Güncelleme Tarihi:
Van kırsalında bir kamyonun gizli bölmesinde yakalanan Afgan uyruklu kadın, çocuk onlarca şaşkın insanın gözlerine bakıp soruyorum; “İnsan ne zaman evindedir?” Akdeniz kıyılarından Avrupa’ya ilkel deniz taşıtlarıyla uzanmaya çalışan insanları televizyon ekranlarında seyrederken tekrar ediyorum o soruyu; “İnsan ne zaman evindedir?”
Sorular bitmiyor ve peşi sıra geliyor, Rusya’da oynanan Dünya Kupası maçlarında kan ter içinde koşan oyuncularla onları aşkla coşturan seyircilerin yüzlerine yoğunlaştığımda da soruyorum o soruyu. Çağımız tarihte olmadığı kadar bir yerinden edilmişlik ve ‘Benim evim neresidir?’ sorusuyla örülmüş haldedir. Yerinden edilmek ve kendisine bir yer aramak bir arketip olarak derinliğini kaybedip karmaşıklaşmıştır ama bünyesinde taşıdığı kadimlikten kopmamıştır. Fay hatları diridir.
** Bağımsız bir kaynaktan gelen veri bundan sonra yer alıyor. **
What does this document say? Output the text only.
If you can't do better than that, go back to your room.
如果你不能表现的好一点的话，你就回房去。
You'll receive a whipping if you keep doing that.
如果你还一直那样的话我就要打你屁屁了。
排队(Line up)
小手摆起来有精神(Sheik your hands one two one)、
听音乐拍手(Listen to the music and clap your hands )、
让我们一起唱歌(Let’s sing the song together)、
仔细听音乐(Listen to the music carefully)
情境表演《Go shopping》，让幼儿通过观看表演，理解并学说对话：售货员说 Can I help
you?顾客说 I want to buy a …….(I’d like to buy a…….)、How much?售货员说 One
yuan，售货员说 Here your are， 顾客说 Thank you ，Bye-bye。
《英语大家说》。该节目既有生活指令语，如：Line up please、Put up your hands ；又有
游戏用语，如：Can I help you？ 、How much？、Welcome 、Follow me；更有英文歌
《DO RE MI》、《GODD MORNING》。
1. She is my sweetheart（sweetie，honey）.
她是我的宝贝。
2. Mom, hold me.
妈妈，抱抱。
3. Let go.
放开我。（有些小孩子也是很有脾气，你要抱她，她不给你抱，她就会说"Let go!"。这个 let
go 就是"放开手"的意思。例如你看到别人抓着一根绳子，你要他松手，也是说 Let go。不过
Fransız felsefeci ve dilbilimci Barbara Cassin, ‘İnsan ne zaman evindedir?’ sorusunu, nostalji kavramı üzerinden işletiyor ve ‘Odysseus’, ‘Aeneas’ ve Hannah Arendit aracılığıyla edebi, tarihsel, felsefi ve dilbilimsel bir okumaya girişiyor. Bugün aktüel pek çok olayda bazen bir maske, bazen de işlevsel bir kalıp gibi karşımıza çıkan bu sorunun temelinde ‘vatan’ kavramı ve onun dile bağlı değişkenliği yatmaktadır. İnsan bir vatandan bir vatana dille göçer. Vatan aslında, ‘dil gibi sahip olunan bir şey değildir’. Cassin’e göre, “Vatanı belirleyen atalarının toprağı değil, anadilidir.” Öyleyse daha iyi anlayabiliriz Afganlıların, Afrikalı ve Suriyelilerin Avrupa’ya sığınmak isterlerken geride ne bıraktıklarını. Kimliğin belirlenmesinde kıstas vatan değil anadildir sonuçta. “Ve bir kişi başka bir vatana yerleştiğinde natüralize olur.”
Ne var ki yerleşme bir şirketten tur paketi satın almaya benzemez. Gerisinde mitolojiye kadar uzanan bir ‘hikâye’ vardır. Zaten ‘Odysseus’, ‘Aeneas’ bu öyküyle birbirlerinden ayrılırlar. Bu ayrılış Batı kültürünün kök/köken meseleleridir. Antik Yunan ile Roma arasındaki ayrışmadır. Köpürdüğü yerde politika vardır. Nostaljiyi bir geri dönüş acısı olarak tanımlayarak yazar, insanın özü ve hafızasıyla ilişkilendirir meseleyi. Vatan, sürgün ve anadil arasında kopmaz bağlar vardır.
Nostalji, Milan Kundera’nın dediği gibi Avrupalıyı, Avrupa’ya nostalji duyan kişi yapar. Homeros’un yazdığı ‘Odysseus’ ile Vergilius’un yazdığı ‘Aeneas’, bu nostaljiyi boyutlandırır. ‘Gezinti ve dönüş’ ile dolu ‘Odysseus’ karşısında ‘Aeneas’, ‘kaçarken vatanını sırtında taşır’. Tıpkı Afganlılar, Suriyeliler gibi... Onlar da kendilerine yaşama şansı tanıyacak Roma arayışındadırlar. Cassin, ustalıkla sözü kadınlara da getirir elbette, ‘ikinci bir Troya’nın gerekli olup olmadığına getirdiği gibi.
Barbara Cassin’in satırlarını çizerken tekrar tekrar soruyorum; ‘insan ne zaman evindedir?’ İnsan artık gerçekten evinde midir? Ev ebedi bir yitik midir? İster Troya, ister Roma bir yerden politik olarak uç versin, Amerika’nın Meksika sınırında ve Kudüs’te uzanan utanç duvarları aynı sorunun devamı değil de nedir?